It is good to remember that the lightness of being is nearby, ready to balance out challenge. Sometimes you catch it in the glimmers of sun sheeting across a field and a mood shifts. Or a day. Of course you have to be open to the possibility, and sometimes you have to actively look for the lightness of being. Sometimes the moment simply seems to fall in your lap. Fortunately, at Proctor, there seems to be a high density probability of encountering one of these uplifting interludes.
One of the challenges of trying to keep up with events at Proctor is that the page is always turning. Our cycles have quickened just like the news cycles. We focus on the next just like everyone else: the next performance, the next club meeting, the next game, the next class. We’ve had dance performances, football games, Innovation Night all in the last week. We have Holderness Weekend starting tonight, the Board of Trustees coming for two days, and a Jazz Rock performance on Saturday night. Exams start next week, tournament games are a possibility, and winter sports seasons begin. We clip along at what seems to be the equivalent of a 4:20 mile pace. Seriously fast.

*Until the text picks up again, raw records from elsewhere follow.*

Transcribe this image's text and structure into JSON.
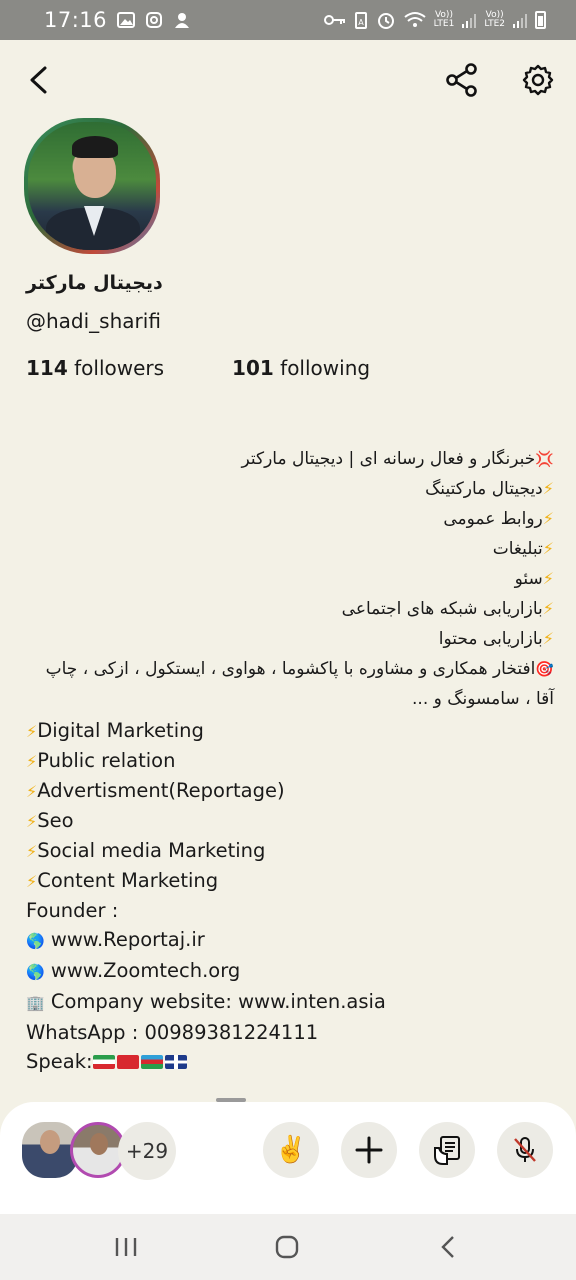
{
  "status_bar": {
    "time": "17:16",
    "sim1_label_top": "Vo))",
    "sim1_label_bottom": "LTE1",
    "sim2_label_top": "Vo))",
    "sim2_label_bottom": "LTE2"
  },
  "profile": {
    "display_name": "دیجیتال مارکتر",
    "username": "@hadi_sharifi",
    "followers_count": "114",
    "followers_label": "followers",
    "following_count": "101",
    "following_label": "following"
  },
  "bio_rtl": [
    {
      "emoji": "💢",
      "text": "خبرنگار و فعال رسانه ای | دیجیتال مارکتر"
    },
    {
      "emoji": "⚡",
      "text": "دیجیتال مارکتینگ"
    },
    {
      "emoji": "⚡",
      "text": "روابط عمومی"
    },
    {
      "emoji": "⚡",
      "text": "تبلیغات"
    },
    {
      "emoji": "⚡",
      "text": "سئو"
    },
    {
      "emoji": "⚡",
      "text": "بازاریابی شبکه های اجتماعی"
    },
    {
      "emoji": "⚡",
      "text": "بازاریابی محتوا"
    },
    {
      "emoji": "🎯",
      "text": "افتخار همکاری و مشاوره با پاکشوما ، هواوی ، ایستکول ، ازکی ، چاپ آقا ، سامسونگ و ..."
    }
  ],
  "bio_ltr": [
    {
      "emoji": "⚡",
      "text": "Digital Marketing"
    },
    {
      "emoji": "⚡",
      "text": "Public relation"
    },
    {
      "emoji": "⚡",
      "text": "Advertisment(Reportage)"
    },
    {
      "emoji": "⚡",
      "text": "Seo"
    },
    {
      "emoji": "⚡",
      "text": "Social media Marketing"
    },
    {
      "emoji": "⚡",
      "text": "Content Marketing"
    },
    {
      "emoji": "",
      "text": "Founder :"
    },
    {
      "emoji": "🌎",
      "text": "www.Reportaj.ir"
    },
    {
      "emoji": "🌎",
      "text": "www.Zoomtech.org"
    },
    {
      "emoji": "🏢",
      "text": "Company website: www.inten.asia"
    },
    {
      "emoji": "",
      "text": "WhatsApp : 00989381224111"
    },
    {
      "emoji": "",
      "text": "Speak:"
    }
  ],
  "room_bar": {
    "more_speakers": "+29",
    "wave_emoji": "✌️"
  },
  "colors": {
    "background": "#f3f1e6",
    "status_bar": "#8a8a86",
    "bolt": "#f0b21a",
    "speaker_ring": "#b14ab0"
  },
  "icons": [
    "back-arrow-icon",
    "share-icon",
    "settings-gear-icon",
    "plus-icon",
    "raise-hand-icon",
    "mic-muted-icon"
  ]
}
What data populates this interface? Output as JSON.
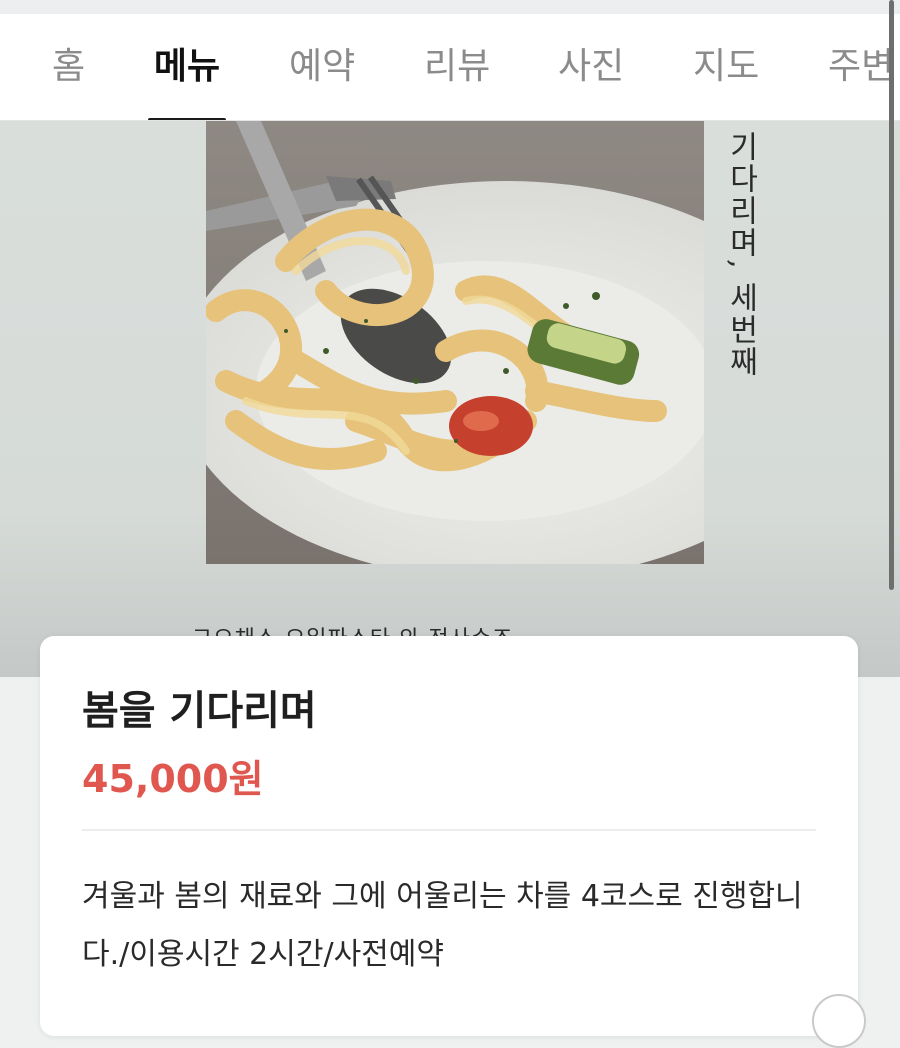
{
  "tabs": [
    {
      "label": "홈",
      "active": false
    },
    {
      "label": "메뉴",
      "active": true
    },
    {
      "label": "예약",
      "active": false
    },
    {
      "label": "리뷰",
      "active": false
    },
    {
      "label": "사진",
      "active": false
    },
    {
      "label": "지도",
      "active": false
    },
    {
      "label": "주변",
      "active": false
    }
  ],
  "hero": {
    "vertical_title": "기다리며, 세번째",
    "caption": "그으채소 오일파스타 와 전사수조"
  },
  "menu": {
    "name": "봄을 기다리며",
    "price": "45,000원",
    "description": "겨울과 봄의 재료와 그에 어울리는 차를 4코스로 진행합니다./이용시간 2시간/사전예약"
  },
  "colors": {
    "price": "#e0574f",
    "active_tab": "#111111",
    "inactive_tab": "#8b8b8b",
    "hero_bg": "#d9dedb"
  }
}
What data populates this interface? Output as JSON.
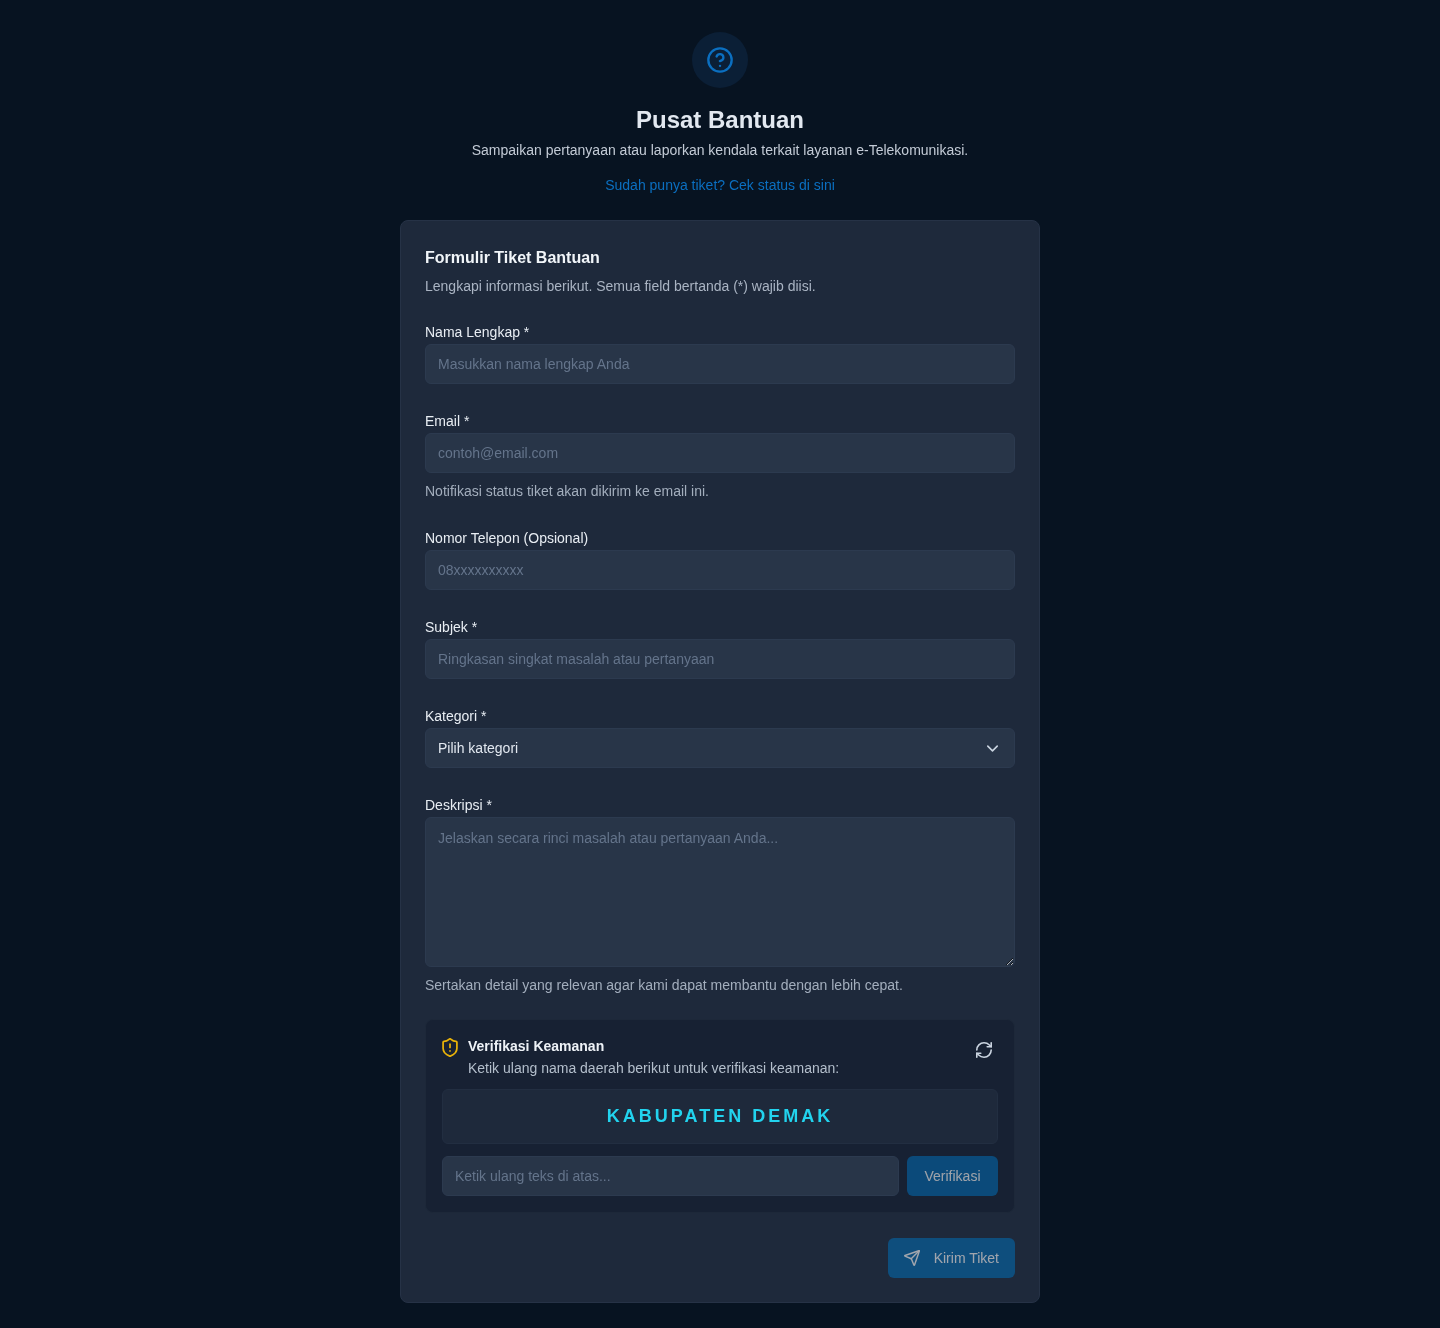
{
  "header": {
    "title": "Pusat Bantuan",
    "subtitle": "Sampaikan pertanyaan atau laporkan kendala terkait layanan e-Telekomunikasi.",
    "status_link": "Sudah punya tiket? Cek status di sini"
  },
  "form": {
    "title": "Formulir Tiket Bantuan",
    "description": "Lengkapi informasi berikut. Semua field bertanda (*) wajib diisi.",
    "fields": [
      {
        "kind": "text",
        "label": "Nama Lengkap *",
        "placeholder": "Masukkan nama lengkap Anda"
      },
      {
        "kind": "text",
        "label": "Email *",
        "placeholder": "contoh@email.com",
        "hint": "Notifikasi status tiket akan dikirim ke email ini."
      },
      {
        "kind": "text",
        "label": "Nomor Telepon (Opsional)",
        "placeholder": "08xxxxxxxxxx"
      },
      {
        "kind": "text",
        "label": "Subjek *",
        "placeholder": "Ringkasan singkat masalah atau pertanyaan"
      },
      {
        "kind": "select",
        "label": "Kategori *",
        "value": "Pilih kategori"
      },
      {
        "kind": "textarea",
        "label": "Deskripsi *",
        "placeholder": "Jelaskan secara rinci masalah atau pertanyaan Anda...",
        "hint": "Sertakan detail yang relevan agar kami dapat membantu dengan lebih cepat."
      }
    ],
    "verification": {
      "title": "Verifikasi Keamanan",
      "instruction": "Ketik ulang nama daerah berikut untuk verifikasi keamanan:",
      "challenge": "KABUPATEN DEMAK",
      "answer_placeholder": "Ketik ulang teks di atas...",
      "verify_button": {
        "label": "Verifikasi",
        "disabled": true
      }
    },
    "submit_button": {
      "label": "Kirim Tiket",
      "disabled": true
    }
  }
}
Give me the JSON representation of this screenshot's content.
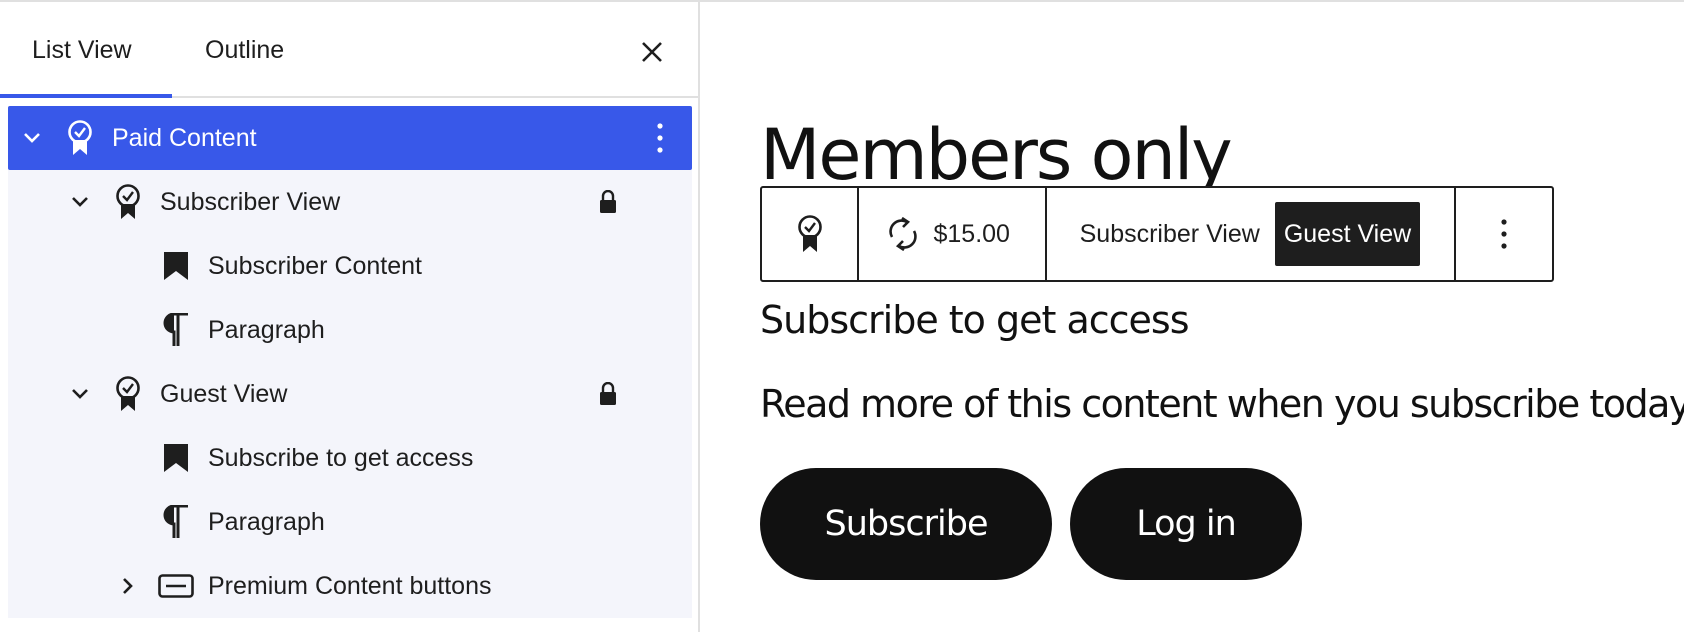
{
  "sidebar": {
    "tabs": [
      {
        "label": "List View",
        "active": true
      },
      {
        "label": "Outline",
        "active": false
      }
    ],
    "close_icon": "close-icon",
    "tree": [
      {
        "label": "Paid Content",
        "icon": "badge-icon",
        "expanded": true,
        "selected": true
      },
      {
        "label": "Subscriber View",
        "icon": "badge-icon",
        "expanded": true,
        "locked": true
      },
      {
        "label": "Subscriber Content",
        "icon": "bookmark-icon"
      },
      {
        "label": "Paragraph",
        "icon": "paragraph-icon"
      },
      {
        "label": "Guest View",
        "icon": "badge-icon",
        "expanded": true,
        "locked": true
      },
      {
        "label": "Subscribe to get access",
        "icon": "bookmark-icon"
      },
      {
        "label": "Paragraph",
        "icon": "paragraph-icon"
      },
      {
        "label": "Premium Content buttons",
        "icon": "button-icon",
        "expanded": false
      }
    ]
  },
  "canvas": {
    "heading": "Members only",
    "toolbar": {
      "price": "$15.00",
      "views": [
        {
          "label": "Subscriber View",
          "active": false
        },
        {
          "label": "Guest View",
          "active": true
        }
      ]
    },
    "sub_heading": "Subscribe to get access",
    "paragraph": "Read more of this content when you subscribe today.",
    "buttons": {
      "subscribe": "Subscribe",
      "login": "Log in"
    }
  },
  "colors": {
    "accent": "#3858e9",
    "tree_bg": "#f4f5fb",
    "dark": "#1e1e1e"
  }
}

In the midst of all of this, I look for those lightness of being moments - those moments that make you feel a little more alive and a little more connected. The moments that stick, like last Saturday night when the Proctor Elites took to the stage to perform their numbers after a term of tutelage under LeAundre “Dre” Williams. A nearly full theater, dancers just moving on the stage, synchronicity snapping the energy lines tighter and tighter, and joy and delight rolling through the seats. Those memories resonate in a different way. Those memories bring lightness of being and a sense of being wholly alive.
One of the most powerful moments happened during the song, “Hey There, Delilah.” Mid song the microphone on the guitar had to be adjusted, and it threw off the performer. It was hard for the singer to pick back up. Lines scrambled, and I could feel a panic settling in to me that must have been akin to the panic settling into the performer. Not a lightness of being moment. A fresh start, a stumble, a confession of nervousness, and then another pause. Suddenly from the back of the room came a voice singing, then another, and then what sounded like 20 singing Hey there Delilah I’ve got so much more to say if every simple song I wrote to you would take your breath away….The performance found its footing again and together the song was completed. It gave me the chills.
How does something like this happen? How does an act of such generosity and kindness, of togetherness happen, flicker across a room and capture a whole auditorium? To me, that moment was one of those almost indescribable lightness of being Proctor moments, just as thrilling and sustaining a week later. Time slows in these moments. Lightness, possibility, hope, awe, joy...all flicker and then burst into being. It’s a feeling of being fully alive to possibility. So before the next couple of days get too busy and the page turns too quickly I am sharing it and hoping that you find yours.
And I am so grateful to Dre, the Proctor Elites, and the community for this week’s best lightness of being moment.